Test Scaling and Value-Added Measurement
As currently practiced, value-added assessment relies on a strong assumption about the scales used to measure student achievement, namely that these are interval scales, with equal-sized gains at all points on the scale representing the same increment of learning. Many of the metrics in which test results are expressed do not have this property (e.g., percentile ranks, normal curve equivalents). However, this property is claimed for the scales obtained when tests are scored according to Item Response Theory.

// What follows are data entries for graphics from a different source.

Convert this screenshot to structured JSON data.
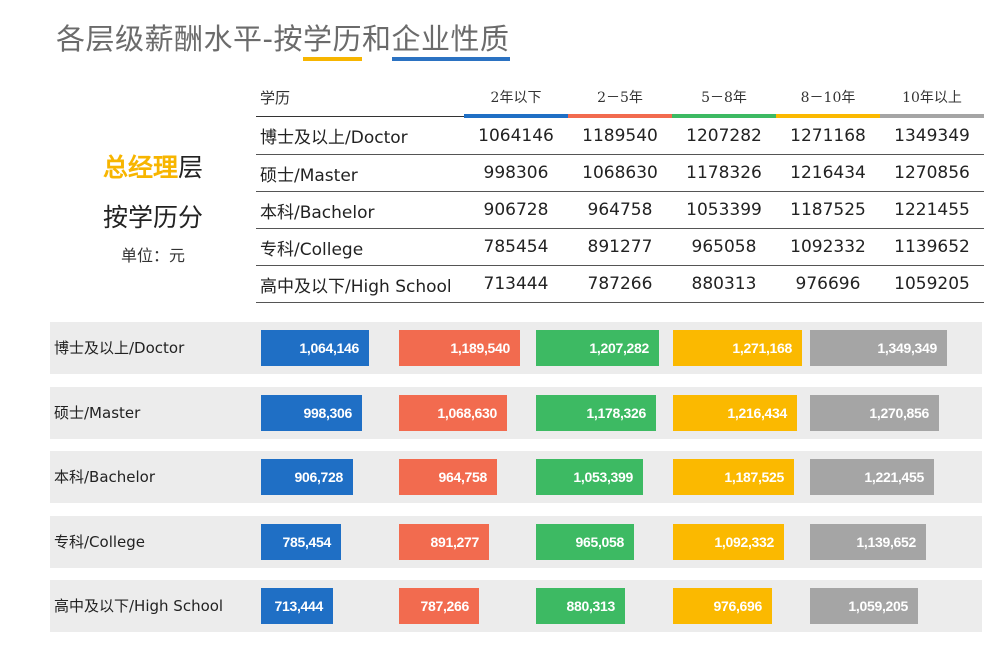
{
  "title": {
    "part1": "各层级薪酬水平-按",
    "part2": "学历",
    "part3": "和",
    "part4": "企业性质"
  },
  "side": {
    "hl": "总经理",
    "suffix": "层",
    "line2": "按学历分",
    "unit": "单位：元"
  },
  "table": {
    "header_label": "学历",
    "years": [
      "2年以下",
      "2－5年",
      "5－8年",
      "8－10年",
      "10年以上"
    ],
    "rows": [
      {
        "label": "博士及以上/Doctor",
        "values": [
          "1064146",
          "1189540",
          "1207282",
          "1271168",
          "1349349"
        ]
      },
      {
        "label": "硕士/Master",
        "values": [
          "998306",
          "1068630",
          "1178326",
          "1216434",
          "1270856"
        ]
      },
      {
        "label": "本科/Bachelor",
        "values": [
          "906728",
          "964758",
          "1053399",
          "1187525",
          "1221455"
        ]
      },
      {
        "label": "专科/College",
        "values": [
          "785454",
          "891277",
          "965058",
          "1092332",
          "1139652"
        ]
      },
      {
        "label": "高中及以下/High School",
        "values": [
          "713444",
          "787266",
          "880313",
          "976696",
          "1059205"
        ]
      }
    ]
  },
  "chart_data": {
    "type": "bar",
    "title": "",
    "categories": [
      "博士及以上/Doctor",
      "硕士/Master",
      "本科/Bachelor",
      "专科/College",
      "高中及以下/High School"
    ],
    "series": [
      {
        "name": "2年以下",
        "color": "#1f6fc5",
        "values": [
          1064146,
          998306,
          906728,
          785454,
          713444
        ],
        "labels": [
          "1,064,146",
          "998,306",
          "906,728",
          "785,454",
          "713,444"
        ]
      },
      {
        "name": "2－5年",
        "color": "#f26b4f",
        "values": [
          1189540,
          1068630,
          964758,
          891277,
          787266
        ],
        "labels": [
          "1,189,540",
          "1,068,630",
          "964,758",
          "891,277",
          "787,266"
        ]
      },
      {
        "name": "5－8年",
        "color": "#3dba63",
        "values": [
          1207282,
          1178326,
          1053399,
          965058,
          880313
        ],
        "labels": [
          "1,207,282",
          "1,178,326",
          "1,053,399",
          "965,058",
          "880,313"
        ]
      },
      {
        "name": "8－10年",
        "color": "#fbb900",
        "values": [
          1271168,
          1216434,
          1187525,
          1092332,
          976696
        ],
        "labels": [
          "1,271,168",
          "1,216,434",
          "1,187,525",
          "1,092,332",
          "976,696"
        ]
      },
      {
        "name": "10年以上",
        "color": "#a5a5a5",
        "values": [
          1349349,
          1270856,
          1221455,
          1139652,
          1059205
        ],
        "labels": [
          "1,349,349",
          "1,270,856",
          "1,221,455",
          "1,139,652",
          "1,059,205"
        ]
      }
    ]
  }
}
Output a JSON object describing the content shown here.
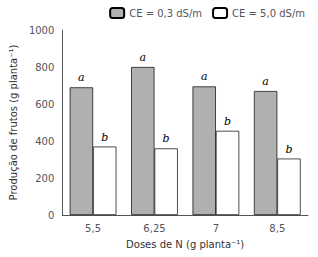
{
  "chart_data": {
    "type": "bar",
    "categories": [
      "5,5",
      "6,25",
      "7",
      "8,5"
    ],
    "series": [
      {
        "name": "CE = 0,3 dS/m",
        "color": "#B0B0B0",
        "values": [
          690,
          800,
          695,
          670
        ],
        "annotations": [
          "a",
          "a",
          "a",
          "a"
        ]
      },
      {
        "name": "CE = 5,0 dS/m",
        "color": "#FFFFFF",
        "values": [
          370,
          360,
          455,
          305
        ],
        "annotations": [
          "b",
          "b",
          "b",
          "b"
        ]
      }
    ],
    "xlabel": "Doses de N (g planta⁻¹)",
    "ylabel": "Produção de frutos (g planta⁻¹)",
    "ylim": [
      0,
      1000
    ],
    "yticks": [
      0,
      200,
      400,
      600,
      800,
      1000
    ],
    "grid": false,
    "legend": "upper right"
  }
}
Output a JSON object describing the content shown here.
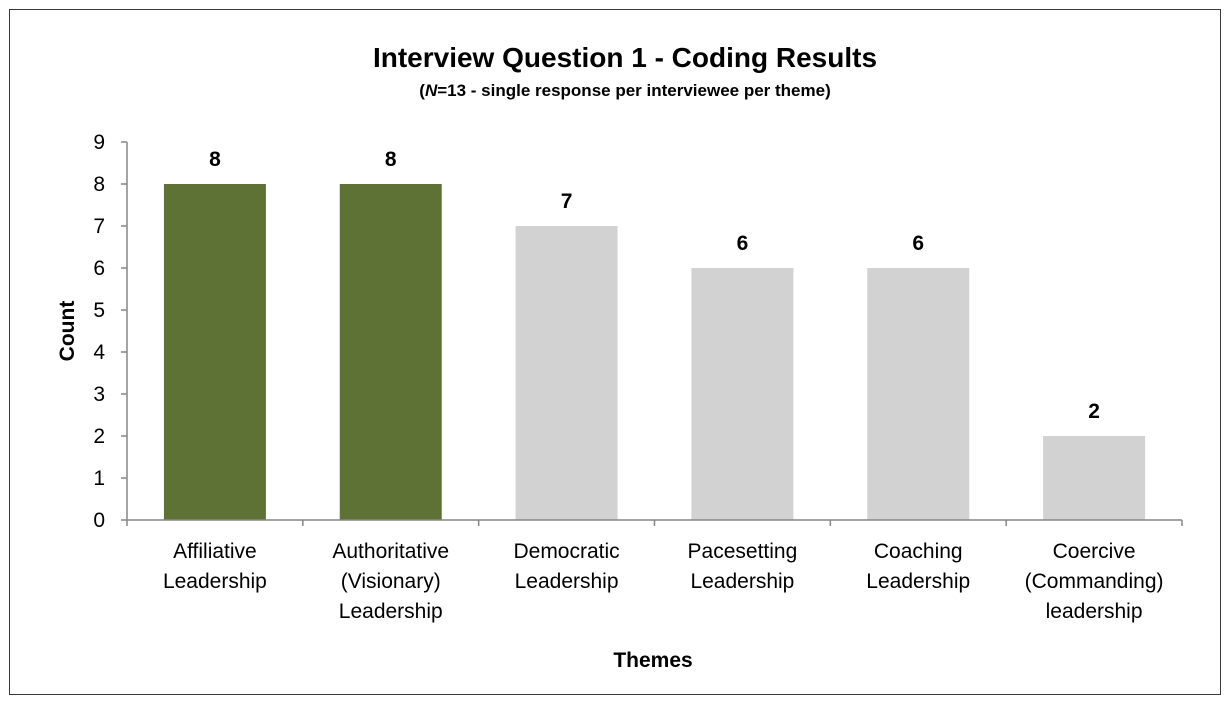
{
  "chart_data": {
    "type": "bar",
    "title": "Interview Question 1 - Coding Results",
    "subtitle": {
      "open": "(",
      "italic": "N",
      "rest": "=13 - single response per interviewee per theme)"
    },
    "xlabel": "Themes",
    "ylabel": "Count",
    "ylim": [
      0,
      9
    ],
    "yticks": [
      0,
      1,
      2,
      3,
      4,
      5,
      6,
      7,
      8,
      9
    ],
    "grid": false,
    "legend": "none",
    "categories": [
      [
        "Affiliative",
        "Leadership"
      ],
      [
        "Authoritative",
        "(Visionary)",
        "Leadership"
      ],
      [
        "Democratic",
        "Leadership"
      ],
      [
        "Pacesetting",
        "Leadership"
      ],
      [
        "Coaching",
        "Leadership"
      ],
      [
        "Coercive",
        "(Commanding)",
        "leadership"
      ]
    ],
    "values": [
      8,
      8,
      7,
      6,
      6,
      2
    ],
    "data_labels": [
      "8",
      "8",
      "7",
      "6",
      "6",
      "2"
    ],
    "colors": [
      "#5f7236",
      "#5f7236",
      "#d2d2d2",
      "#d2d2d2",
      "#d2d2d2",
      "#d2d2d2"
    ],
    "axis_color": "#868686"
  }
}
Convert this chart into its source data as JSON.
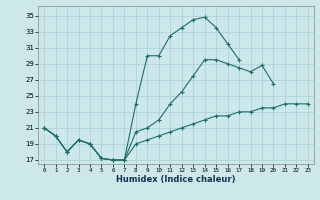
{
  "xlabel": "Humidex (Indice chaleur)",
  "background_color": "#cce8ea",
  "grid_color": "#aacfd4",
  "line_color": "#1e6e66",
  "xlim": [
    -0.5,
    23.5
  ],
  "ylim": [
    16.5,
    36.2
  ],
  "xticks": [
    0,
    1,
    2,
    3,
    4,
    5,
    6,
    7,
    8,
    9,
    10,
    11,
    12,
    13,
    14,
    15,
    16,
    17,
    18,
    19,
    20,
    21,
    22,
    23
  ],
  "yticks": [
    17,
    19,
    21,
    23,
    25,
    27,
    29,
    31,
    33,
    35
  ],
  "line1_x": [
    0,
    1,
    2,
    3,
    4,
    5,
    6,
    7,
    8,
    9,
    10,
    11,
    12,
    13,
    14,
    15,
    16,
    17
  ],
  "line1_y": [
    21.0,
    20.0,
    18.0,
    19.5,
    19.0,
    17.2,
    17.0,
    17.0,
    24.0,
    30.0,
    30.0,
    32.5,
    33.5,
    34.5,
    34.8,
    33.5,
    31.5,
    29.5
  ],
  "line2_x": [
    0,
    1,
    2,
    3,
    4,
    5,
    6,
    7,
    8,
    9,
    10,
    11,
    12,
    13,
    14,
    15,
    16,
    17,
    18,
    19,
    20
  ],
  "line2_y": [
    21.0,
    20.0,
    18.0,
    19.5,
    19.0,
    17.2,
    17.0,
    17.0,
    20.5,
    21.0,
    22.0,
    24.0,
    25.5,
    27.5,
    29.5,
    29.5,
    29.0,
    28.5,
    28.0,
    28.8,
    26.5
  ],
  "line3_x": [
    0,
    1,
    2,
    3,
    4,
    5,
    6,
    7,
    8,
    9,
    10,
    11,
    12,
    13,
    14,
    15,
    16,
    17,
    18,
    19,
    20,
    21,
    22,
    23
  ],
  "line3_y": [
    21.0,
    20.0,
    18.0,
    19.5,
    19.0,
    17.2,
    17.0,
    17.0,
    19.0,
    19.5,
    20.0,
    20.5,
    21.0,
    21.5,
    22.0,
    22.5,
    22.5,
    23.0,
    23.0,
    23.5,
    23.5,
    24.0,
    24.0,
    24.0
  ]
}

This claim requires that examinees and test items constitute, in the terminology of representational measurement theory, a conjoint structure. Unfortunately, it is difficult to confirm that this condition is met. In addition, end users of the data lack access to item-level data to test these assumptions themselves. The best they can do is to check the plausability of the resulting scales. On this count, IRT scales often do poorly. Reasonable rescalings have a substantial impact on students’ measured growth.
Methods of ordinal data analysis can be employed instead, on the weaker assumption that IRT scales permit us to rank students. Instead of comparing mean achievement of a teacher’s students to the students of a (hypothetical) average teacher, ordinal analysis asks what fraction of the former outperforms the latter. The feasibility of such methods for value-added analysis is demonstrated. It is seen that value-added estimates are sensitive to the choice of ordinal methods over conventional techniques.
Clearly, if IRT scores are an interval-scaled variable, ordinal methods throw away valuable information. Practitioners of value-added measurement should ask themselves, however, whether they are so confident of the metric properties of these scales that they are willing to attribute differences between regression-based estimates of value added and estimates based on ordinal analysis to the superiority of the former.